For many, the new year brings with it the promise to do better. New Year’s resolutions often center on the idea of being healthier and you may commit to things like eating better or exercising more. While there’s a big focus on bettering your body, have you ever considered applying similar principles to your finances? There’s an undeniable correlation between your health habits and money habits. Here are a few things to consider as you prepare for the new year:
· Check your vitals – Like scheduling an annual physical, it’s important to make time to check in with your finances. There are many tools that you can use to check your financial vital signs, and two of the most popular are a balance sheet and a cashflow worksheet.
A balance sheet is a one-page snapshot report of all your assets and liabilities. Assets are your “stuff” - things like your 401k, checking account and your car; while liabilities are your “debts” such as a mortgage or an auto loan. Subtracting your total liabilities from your total assets results in your net worth. Calculating your net worth periodically is an easy way to see if your financial wellness is growing or declining.

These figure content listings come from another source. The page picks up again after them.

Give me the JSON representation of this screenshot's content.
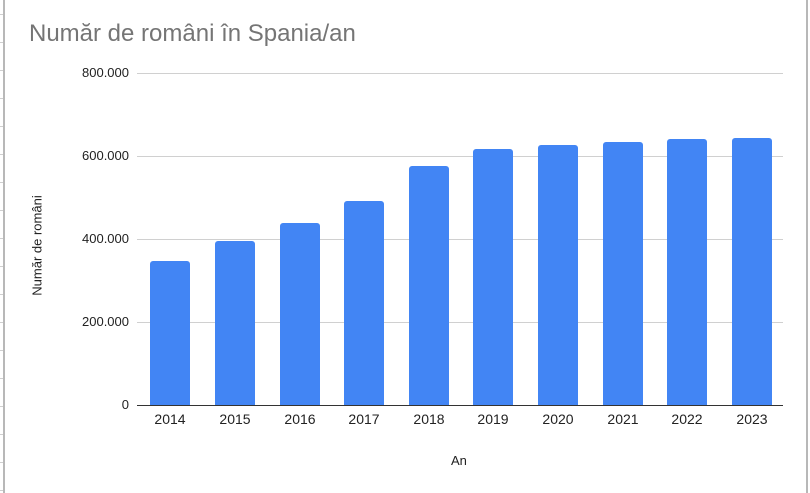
{
  "chart_data": {
    "type": "bar",
    "title": "Număr de români în Spania/an",
    "xlabel": "An",
    "ylabel": "Număr de români",
    "categories": [
      "2014",
      "2015",
      "2016",
      "2017",
      "2018",
      "2019",
      "2020",
      "2021",
      "2022",
      "2023"
    ],
    "values": [
      347000,
      394000,
      439000,
      492000,
      576000,
      617000,
      627000,
      633000,
      640000,
      643000
    ],
    "ylim": [
      0,
      800000
    ],
    "yticks": [
      0,
      200000,
      400000,
      600000,
      800000
    ],
    "ytick_labels": [
      "0",
      "200.000",
      "400.000",
      "600.000",
      "800.000"
    ],
    "grid": true,
    "legend": "none",
    "bar_color": "#4285f4"
  }
}
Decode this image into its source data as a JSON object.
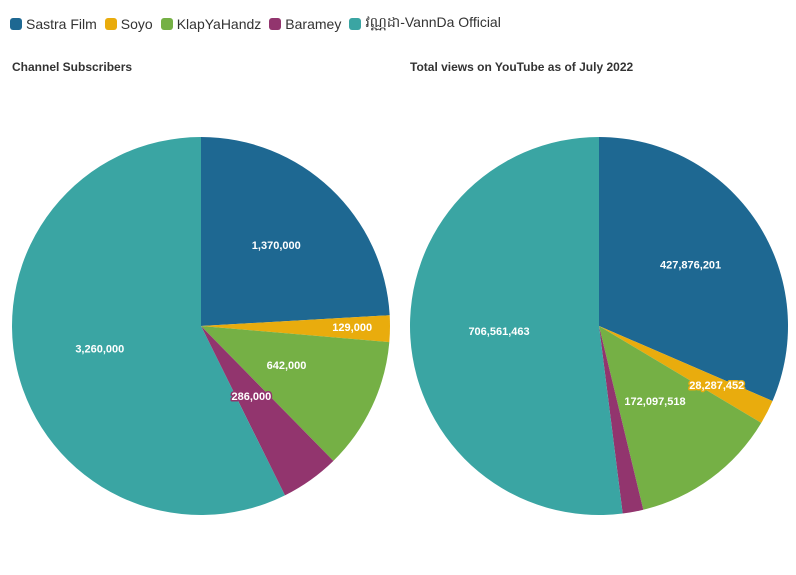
{
  "legend": [
    {
      "name": "Sastra Film",
      "color": "#1e6892"
    },
    {
      "name": "Soyo",
      "color": "#e9ac0d"
    },
    {
      "name": "KlapYaHandz",
      "color": "#75b045"
    },
    {
      "name": "Baramey",
      "color": "#92356e"
    },
    {
      "name": "វណ្ណដា-VannDa Official",
      "color": "#3aa5a3"
    }
  ],
  "chart_data": [
    {
      "type": "pie",
      "title": "Channel Subscribers",
      "categories": [
        "Sastra Film",
        "Soyo",
        "KlapYaHandz",
        "Baramey",
        "វណ្ណដា-VannDa Official"
      ],
      "values": [
        1370000,
        129000,
        642000,
        286000,
        3260000
      ],
      "labels": [
        "1,370,000",
        "129,000",
        "642,000",
        "286,000",
        "3,260,000"
      ],
      "colors": [
        "#1e6892",
        "#e9ac0d",
        "#75b045",
        "#92356e",
        "#3aa5a3"
      ]
    },
    {
      "type": "pie",
      "title": "Total views on YouTube as of July 2022",
      "categories": [
        "Sastra Film",
        "Soyo",
        "KlapYaHandz",
        "Baramey",
        "វណ្ណដា-VannDa Official"
      ],
      "values": [
        427876201,
        28287452,
        172097518,
        24000000,
        706561463
      ],
      "labels": [
        "427,876,201",
        "28,287,452",
        "172,097,518",
        "",
        "706,561,463"
      ],
      "colors": [
        "#1e6892",
        "#e9ac0d",
        "#75b045",
        "#92356e",
        "#3aa5a3"
      ]
    }
  ]
}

While a balance sheet can help you track your big-picture progress, a cashflow exercise can help you identify financial success on a micro level. A cashflow worksheet lists all your sources of monthly income followed by your monthly expenses. You can use your credit card or an online checking account tool to figure out what you spend on groceries, dining out, gym membership, etc. Comparing your inflows vs. outflows can highlight problems like living outside of your means or can uncover extra income that could be allocated to savings or debt management. Checking in with your finances by using these tools at least once a year is crucial to improving your financial wellbeing.
· Practice a methodical approach – Let’s face it, no good comes from looking up your symptoms on WebMD when you’re sick. The best way to find help is not by reading online forums, but instead by committing to an effective treatment and tracking your progress over time. The same can be said about mastering your finances. Understand that much like losing weight or breaking bad eating habits, financial success does not happen overnight. Patience and discipline are the keys to success. Leave emotion out of your financial decisions by following a suitable program for you – whether that be in your investment decisions or weekly spending habits.
· Seek professional help – It can be hard to leave emotion out of your financial decisions, and that is why working with a financial planner can be immensely helpful. Just like you consult a doctor about a physical ailment or partner up with a coach to accomplish your fitness goals, a financial planner will team up with you and provide the structure you need to succeed. Everyone’s money is personal to them, and a financial planner will help you objectively identify problem areas and provide accountability for change. The value of this partnership can be quite meaningful in your efforts to improve your financial wellness in the New Year.